Entity resolution at scale

Node Link


I am a newbie at Neo4j.  My team and I have a graph more than 118 million person and address entities. We would like to run similarity graph algorithms and functions to determine which entities are the same (entity resolution).  Node Similarity has time complexity O(n3) and space complexity O(n2) to quote from the documentation. 

How do we run these algorithms at scale? Do we find communities first and them run the algorithms against a subsection of the graph? Would we loose precision? 

Does Neo4j scale horizontally -can we distribute the work? 

Any assistance would be greatly appreciated. 
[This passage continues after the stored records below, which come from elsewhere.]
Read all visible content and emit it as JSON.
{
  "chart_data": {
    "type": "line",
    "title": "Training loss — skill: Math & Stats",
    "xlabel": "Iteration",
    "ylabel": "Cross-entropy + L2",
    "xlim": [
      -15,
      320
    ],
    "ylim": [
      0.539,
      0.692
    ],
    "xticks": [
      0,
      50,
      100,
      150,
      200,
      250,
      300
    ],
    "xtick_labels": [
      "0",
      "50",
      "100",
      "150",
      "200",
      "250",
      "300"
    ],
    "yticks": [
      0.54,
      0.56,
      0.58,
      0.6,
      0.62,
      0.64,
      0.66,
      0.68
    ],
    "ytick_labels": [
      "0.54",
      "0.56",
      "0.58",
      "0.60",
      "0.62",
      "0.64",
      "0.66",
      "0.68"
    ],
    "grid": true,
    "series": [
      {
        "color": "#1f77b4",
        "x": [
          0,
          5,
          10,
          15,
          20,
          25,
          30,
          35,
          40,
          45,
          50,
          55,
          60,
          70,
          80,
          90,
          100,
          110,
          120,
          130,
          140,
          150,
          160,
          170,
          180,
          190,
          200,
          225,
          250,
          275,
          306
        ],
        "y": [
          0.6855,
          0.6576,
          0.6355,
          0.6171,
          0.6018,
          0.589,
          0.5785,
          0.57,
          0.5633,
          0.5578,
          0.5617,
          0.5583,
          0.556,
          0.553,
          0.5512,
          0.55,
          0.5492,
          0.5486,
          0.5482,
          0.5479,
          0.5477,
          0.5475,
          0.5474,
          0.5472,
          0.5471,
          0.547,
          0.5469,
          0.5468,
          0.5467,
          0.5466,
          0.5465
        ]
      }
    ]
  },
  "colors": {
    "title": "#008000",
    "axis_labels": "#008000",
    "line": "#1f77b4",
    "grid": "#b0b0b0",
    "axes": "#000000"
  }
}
Hi @rc !! Welcome to Neo4j!

There's different ways to do this, but it really depends on the use case. You can definitely generate communities firstly to separate your data based on specific relationships to specific nodes. This would mean that you're only interested on similarities inside the communities; you wouldn't get loss of precision as the algorithm uses the graph structure and not some ML training-like pipeline (although, you can do ML pipelines with GDS). I'd recommend to generate these communities to understand a bit more of your graph structure and then run similarities in the grreatest community. But, again it depends on the use case.
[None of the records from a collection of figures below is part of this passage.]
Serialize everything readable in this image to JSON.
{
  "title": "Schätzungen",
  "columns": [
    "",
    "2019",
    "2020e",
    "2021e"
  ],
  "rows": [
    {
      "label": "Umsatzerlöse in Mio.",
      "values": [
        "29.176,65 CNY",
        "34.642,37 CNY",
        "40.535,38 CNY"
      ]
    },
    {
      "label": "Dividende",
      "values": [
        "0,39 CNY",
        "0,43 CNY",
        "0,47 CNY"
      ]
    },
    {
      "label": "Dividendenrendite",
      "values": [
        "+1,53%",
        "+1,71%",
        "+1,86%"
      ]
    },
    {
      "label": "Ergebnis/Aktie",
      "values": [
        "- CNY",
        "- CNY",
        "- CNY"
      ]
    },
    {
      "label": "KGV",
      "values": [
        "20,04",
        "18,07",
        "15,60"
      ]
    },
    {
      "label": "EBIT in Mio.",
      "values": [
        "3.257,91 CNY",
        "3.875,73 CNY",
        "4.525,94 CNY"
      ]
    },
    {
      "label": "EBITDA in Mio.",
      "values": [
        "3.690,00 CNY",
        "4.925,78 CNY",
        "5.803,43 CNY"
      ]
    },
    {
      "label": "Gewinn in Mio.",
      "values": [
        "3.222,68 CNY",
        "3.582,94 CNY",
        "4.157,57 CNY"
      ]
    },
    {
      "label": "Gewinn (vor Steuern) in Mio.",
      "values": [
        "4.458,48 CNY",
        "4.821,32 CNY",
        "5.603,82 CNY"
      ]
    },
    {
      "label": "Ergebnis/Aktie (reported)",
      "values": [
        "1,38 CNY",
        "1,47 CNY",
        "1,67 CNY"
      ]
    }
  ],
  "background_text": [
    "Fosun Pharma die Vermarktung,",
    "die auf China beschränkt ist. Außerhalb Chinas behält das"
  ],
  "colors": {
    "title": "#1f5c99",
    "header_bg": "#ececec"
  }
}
So, maybe if you share a bit more of the use case we can get to a better solution.

Currently GDS only works on single instances, you can have it in a cluster, but the GDS workload would need to be done in a single machine.


Thanks for your response. We need to find which people are 'the same'. We need to compare whether the person has the same surname, forename, dob and postcode and if they are an exact match we can say they are the same.  We have a model where each of these are a node i.e. they are not properties of a person or address.

We were thinking of using a weighted similarity algorithm on  the surname, forename, dob and postcode nodes i.e. a match on forename and dob can have a lower weight than surname and dob etc.

If would like to optimise it by running the algorithm by community/subgraphs


Graph Maven

Select one Address node and compare its 'address' property value with all other Address node 'address' values using apoc.text.jaroWinklerDistance algorithm. From this you can get similarity strength values. Then you can set your limits on the similarity strengths to classify the Address node similarity.

thank you! I will try this. How would we scale this as comparing each node to all other nodes has a time complexity of O(n2)?